Walters’ suggestion, in order of priority, looks like this:
- Objectives: What do you need or want to accomplish for your business? This dictates what success looks like.
- Identify your target market. Once you have that, understand them intimately, i.e. what do they want, what do they aspire to, what do they feel they need, what behavioural triggers make them take action etc.
- Competitor analysis. What is everyone else doing? What works for them, what doesn’t? What makes you better?
- Identify your own strengths and weaknesses, as well as potential opportunities and threats. What you need to identify here is what you can use to sell yourself that is credible, and a viable offering over an extended period.
- Unique selling proposition (USP). This is what you are selling and makes you different from the crowd.
- Your positioning. Bring together your USPs, what makes your company interesting and your target market knowledge to develop a positioning statement.
- Map your positing against your competitors and ensure that you have created a space in the market for your offering in the minds of you potential customers.
- Tactics – traditionally the 4 P’s of marketing (price, place, promotion, product). This is basically what you are going to do to bring your positioning and your USPs to life.

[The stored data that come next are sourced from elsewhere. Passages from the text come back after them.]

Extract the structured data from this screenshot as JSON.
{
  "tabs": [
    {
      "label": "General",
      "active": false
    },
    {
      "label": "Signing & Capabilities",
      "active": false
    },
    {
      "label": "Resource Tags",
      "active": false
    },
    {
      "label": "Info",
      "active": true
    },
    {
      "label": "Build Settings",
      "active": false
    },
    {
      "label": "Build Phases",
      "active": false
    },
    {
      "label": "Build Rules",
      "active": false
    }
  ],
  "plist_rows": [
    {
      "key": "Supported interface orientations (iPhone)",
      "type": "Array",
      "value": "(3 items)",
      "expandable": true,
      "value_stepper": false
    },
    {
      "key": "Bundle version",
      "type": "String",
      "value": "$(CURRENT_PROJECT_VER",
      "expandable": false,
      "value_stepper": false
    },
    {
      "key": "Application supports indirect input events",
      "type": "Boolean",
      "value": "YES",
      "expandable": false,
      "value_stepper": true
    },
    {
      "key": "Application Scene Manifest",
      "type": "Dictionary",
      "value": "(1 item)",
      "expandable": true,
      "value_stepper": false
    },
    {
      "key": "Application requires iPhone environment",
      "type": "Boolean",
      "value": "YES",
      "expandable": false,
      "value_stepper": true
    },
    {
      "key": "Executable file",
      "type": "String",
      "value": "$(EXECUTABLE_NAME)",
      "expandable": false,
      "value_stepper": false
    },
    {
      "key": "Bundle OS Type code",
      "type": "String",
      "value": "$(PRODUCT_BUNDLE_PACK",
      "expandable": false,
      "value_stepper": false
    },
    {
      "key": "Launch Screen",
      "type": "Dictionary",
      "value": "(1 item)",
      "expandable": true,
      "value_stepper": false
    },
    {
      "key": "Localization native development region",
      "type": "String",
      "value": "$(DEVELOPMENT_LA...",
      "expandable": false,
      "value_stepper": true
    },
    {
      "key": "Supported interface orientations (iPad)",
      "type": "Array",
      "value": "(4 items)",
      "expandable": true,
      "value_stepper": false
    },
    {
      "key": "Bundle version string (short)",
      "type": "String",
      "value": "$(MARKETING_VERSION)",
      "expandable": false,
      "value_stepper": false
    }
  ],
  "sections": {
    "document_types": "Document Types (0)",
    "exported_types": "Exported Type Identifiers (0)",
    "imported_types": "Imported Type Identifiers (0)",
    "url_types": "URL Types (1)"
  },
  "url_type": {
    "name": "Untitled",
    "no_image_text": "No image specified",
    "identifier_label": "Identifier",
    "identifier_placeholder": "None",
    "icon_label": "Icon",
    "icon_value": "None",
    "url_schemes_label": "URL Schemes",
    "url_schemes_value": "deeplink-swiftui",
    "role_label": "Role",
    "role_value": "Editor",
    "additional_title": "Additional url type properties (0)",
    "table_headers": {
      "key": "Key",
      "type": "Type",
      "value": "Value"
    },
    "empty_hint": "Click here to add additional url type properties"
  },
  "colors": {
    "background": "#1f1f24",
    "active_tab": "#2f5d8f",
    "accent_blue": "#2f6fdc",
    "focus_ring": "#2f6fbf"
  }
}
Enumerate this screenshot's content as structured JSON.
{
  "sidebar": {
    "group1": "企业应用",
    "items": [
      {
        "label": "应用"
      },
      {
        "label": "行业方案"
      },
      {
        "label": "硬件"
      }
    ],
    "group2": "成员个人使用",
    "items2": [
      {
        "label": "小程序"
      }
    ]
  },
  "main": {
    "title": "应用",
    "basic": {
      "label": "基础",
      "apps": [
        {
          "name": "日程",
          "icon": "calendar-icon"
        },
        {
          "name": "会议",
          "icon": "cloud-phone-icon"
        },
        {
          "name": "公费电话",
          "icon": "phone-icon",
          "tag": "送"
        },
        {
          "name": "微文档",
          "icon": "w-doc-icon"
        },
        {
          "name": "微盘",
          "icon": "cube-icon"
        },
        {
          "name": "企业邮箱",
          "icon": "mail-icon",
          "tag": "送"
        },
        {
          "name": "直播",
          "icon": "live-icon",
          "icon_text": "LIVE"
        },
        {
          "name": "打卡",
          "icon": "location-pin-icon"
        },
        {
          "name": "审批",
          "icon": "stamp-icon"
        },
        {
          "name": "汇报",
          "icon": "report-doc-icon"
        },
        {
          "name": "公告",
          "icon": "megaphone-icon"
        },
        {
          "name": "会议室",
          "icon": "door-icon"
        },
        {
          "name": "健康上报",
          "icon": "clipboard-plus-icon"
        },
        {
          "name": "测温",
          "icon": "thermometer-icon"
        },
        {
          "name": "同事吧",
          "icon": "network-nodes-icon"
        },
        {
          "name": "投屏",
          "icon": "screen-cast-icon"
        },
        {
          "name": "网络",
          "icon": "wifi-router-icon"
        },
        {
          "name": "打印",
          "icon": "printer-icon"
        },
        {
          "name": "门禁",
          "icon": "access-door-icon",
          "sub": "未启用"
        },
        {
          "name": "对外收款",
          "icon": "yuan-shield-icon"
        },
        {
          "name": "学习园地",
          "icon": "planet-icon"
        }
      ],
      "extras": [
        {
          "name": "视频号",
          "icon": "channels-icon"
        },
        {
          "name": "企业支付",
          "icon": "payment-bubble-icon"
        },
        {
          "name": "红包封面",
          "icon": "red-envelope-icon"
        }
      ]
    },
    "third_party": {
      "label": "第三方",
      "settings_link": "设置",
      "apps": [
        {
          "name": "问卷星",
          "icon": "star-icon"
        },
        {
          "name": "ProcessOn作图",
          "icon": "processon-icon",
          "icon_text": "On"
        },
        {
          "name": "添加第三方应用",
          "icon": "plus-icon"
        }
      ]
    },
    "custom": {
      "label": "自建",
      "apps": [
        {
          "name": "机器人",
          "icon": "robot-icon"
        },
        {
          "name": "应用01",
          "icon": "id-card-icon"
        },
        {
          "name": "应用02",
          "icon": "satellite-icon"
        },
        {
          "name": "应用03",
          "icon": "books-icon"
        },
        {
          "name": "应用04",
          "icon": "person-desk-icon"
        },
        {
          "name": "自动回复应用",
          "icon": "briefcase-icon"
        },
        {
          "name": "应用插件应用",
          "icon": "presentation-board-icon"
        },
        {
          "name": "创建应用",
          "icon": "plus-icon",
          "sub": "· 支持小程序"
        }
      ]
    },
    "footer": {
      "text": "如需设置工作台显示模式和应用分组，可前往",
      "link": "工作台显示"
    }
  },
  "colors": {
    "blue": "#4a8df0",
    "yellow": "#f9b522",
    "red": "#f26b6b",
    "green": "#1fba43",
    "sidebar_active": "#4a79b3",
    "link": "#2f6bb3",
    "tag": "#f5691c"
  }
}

- More tactics – I also include two or three more options for consideration should my tracking indicate that my preferred tactics are slowing in terms of delivery. This is a back-up to ensure that I have ideas in place to address changes in the market.
- Costs, and expected returns on each tactic.
Walters emphasises the first point as the most important: “The objective is the fundamental underpinning for all your marketing activity. If you don’t know what success looks like and you aren’t able to verbalise it, do yourself a favour and don’t spend any money on marketing. Take the time to understand what your business needs and the role your marketing plays in answering these needs.”
And once you’ve got an objective and a strategy to achieve it, write that strategy down. “If a strategy isn’t clearly laid out on paper it can’t be followed. A strategy has to be something that can be shared when you aren’t in the room, especially when it comes to small businesses. If the marketing strategy is something that only exists in one person’s head, chances are that there isn’t a clear picture across an organisation of what the purpose of marketing is at any given moment.”
So, what is Walters’ advice to start-ups and other small players?
“Pick a fight. Tell your target market where the status quo is letting them down, what all the big players have missed and what makes them a poor comparison to your offering. This tends to get attention amongst your audience and in the media. I’ve also found that if you can get a market leader to acknowledge you in some way people will start taking you a lot more seriously.”
Walters also acknowledges that start-ups have some advantages. “Being a small challenger brand is tough, but is can also be a lot of fun – mainly because you’re fast, agile and free to do what you want. These are things the big brands, in most cases, can’t match.”
Finally, what is the best way to evaluate any particular strategy’s effectiveness? “I always look for engagement,” says Walters. “Have people come and interacted with my brand, and for how long? Enquiry is another great measurement, it shows that your strategy made people take action and that they are aware of you, which is what you want from your marketing. This creates a window to follow-up and conversion. I also keep track of repeat purchase numbers vs. new purchases after implementing tactics – this can tell you a lot in terms of what messages resonates with each of your segments.”